The curators of the Pitt Rivers Museum, Parks Road, report a break-in during the small hours of Wednesday morning. Inspector Slack of Oxford City Police told the Mail that the miscreants made off with a number of valuable and historically important items from the late General’s fascinating collection, including one of the Museum’s famous shrunken heads.

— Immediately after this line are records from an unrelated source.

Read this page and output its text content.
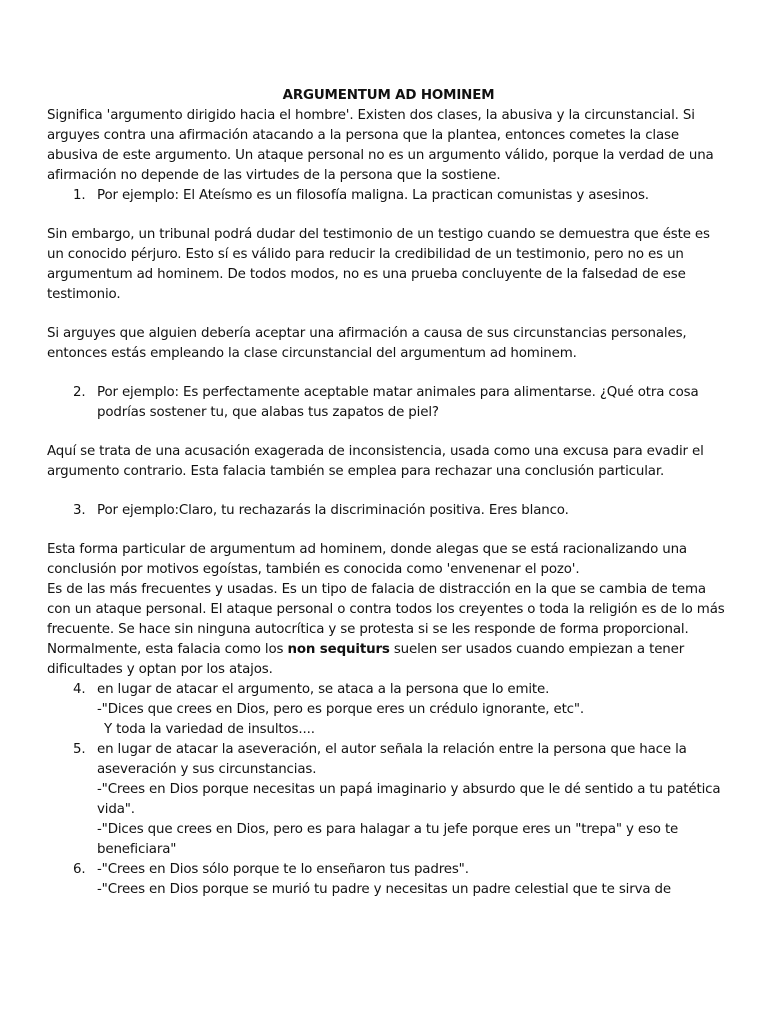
ARGUMENTUM AD HOMINEM

Significa 'argumento dirigido hacia el hombre'. Existen dos clases, la abusiva y la circunstancial. Si arguyes contra una afirmación atacando a la persona que la plantea, entonces cometes la clase abusiva de este argumento. Un ataque personal no es un argumento válido, porque la verdad de una afirmación no depende de las virtudes de la persona que la sostiene.

1. Por ejemplo: El Ateísmo es un filosofía maligna. La practican comunistas y asesinos.

Sin embargo, un tribunal podrá dudar del testimonio de un testigo cuando se demuestra que éste es un conocido pérjuro. Esto sí es válido para reducir la credibilidad de un testimonio, pero no es un argumentum ad hominem. De todos modos, no es una prueba concluyente de la falsedad de ese testimonio.

Si arguyes que alguien debería aceptar una afirmación a causa de sus circunstancias personales, entonces estás empleando la clase circunstancial del argumentum ad hominem.

2. Por ejemplo: Es perfectamente aceptable matar animales para alimentarse. ¿Qué otra cosa podrías sostener tu, que alabas tus zapatos de piel?

Aquí se trata de una acusación exagerada de inconsistencia, usada como una excusa para evadir el argumento contrario. Esta falacia también se emplea para rechazar una conclusión particular.

3. Por ejemplo:Claro, tu rechazarás la discriminación positiva. Eres blanco.

Esta forma particular de argumentum ad hominem, donde alegas que se está racionalizando una conclusión por motivos egoístas, también es conocida como 'envenenar el pozo'.

Es de las más frecuentes y usadas. Es un tipo de falacia de distracción en la que se cambia de tema con un ataque personal. El ataque personal o contra todos los creyentes o toda la religión es de lo más frecuente. Se hace sin ninguna autocrítica y se protesta si se les responde de forma proporcional. Normalmente, esta falacia como los non sequiturs suelen ser usados cuando empiezan a tener dificultades y optan por los atajos.

4. en lugar de atacar el argumento, se ataca a la persona que lo emite.
-"Dices que crees en Dios, pero es porque eres un crédulo ignorante, etc".
Y toda la variedad de insultos....
5. en lugar de atacar la aseveración, el autor señala la relación entre la persona que hace la aseveración y sus circunstancias.
-"Crees en Dios porque necesitas un papá imaginario y absurdo que le dé sentido a tu patética vida".
-"Dices que crees en Dios, pero es para halagar a tu jefe porque eres un "trepa" y eso te beneficiara"
6. -"Crees en Dios sólo porque te lo enseñaron tus padres".
-"Crees en Dios porque se murió tu padre y necesitas un padre celestial que te sirva de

Entry appears to have been via the main University Museum of Natural History entrance, although nothing from that Museum’s displays was stolen. The night-watchman, Mr Charles Grandage, was assaulted during the break-in and is currently recovering at home at the expense of the Museum curators.
The Pitt Rivers Museum was founded in 1884 when Lt.-General Pitt Rivers, an influential figure in the development of archaeology and evolutionary anthropology, gave his collection to the University. His two conditions were that a museum was built to house it and that someone should be appointed to lecture in anthropology. The objects in the Museum, numbering almost 40,000, are displayed 'typologically' – that is, grouped by form or purpose rather than by geographical or cultural origin. This unusual layout developed from the General's theories concerning the evolution of ideas, from the simple to the complex as the races of humanity display less or more cultural advancement.
The Museum remains one of Oxford’s lesser-known cultural jewels, and it is to be hoped that the Police are swift and accurate in their apprehension of the ruffians responsible.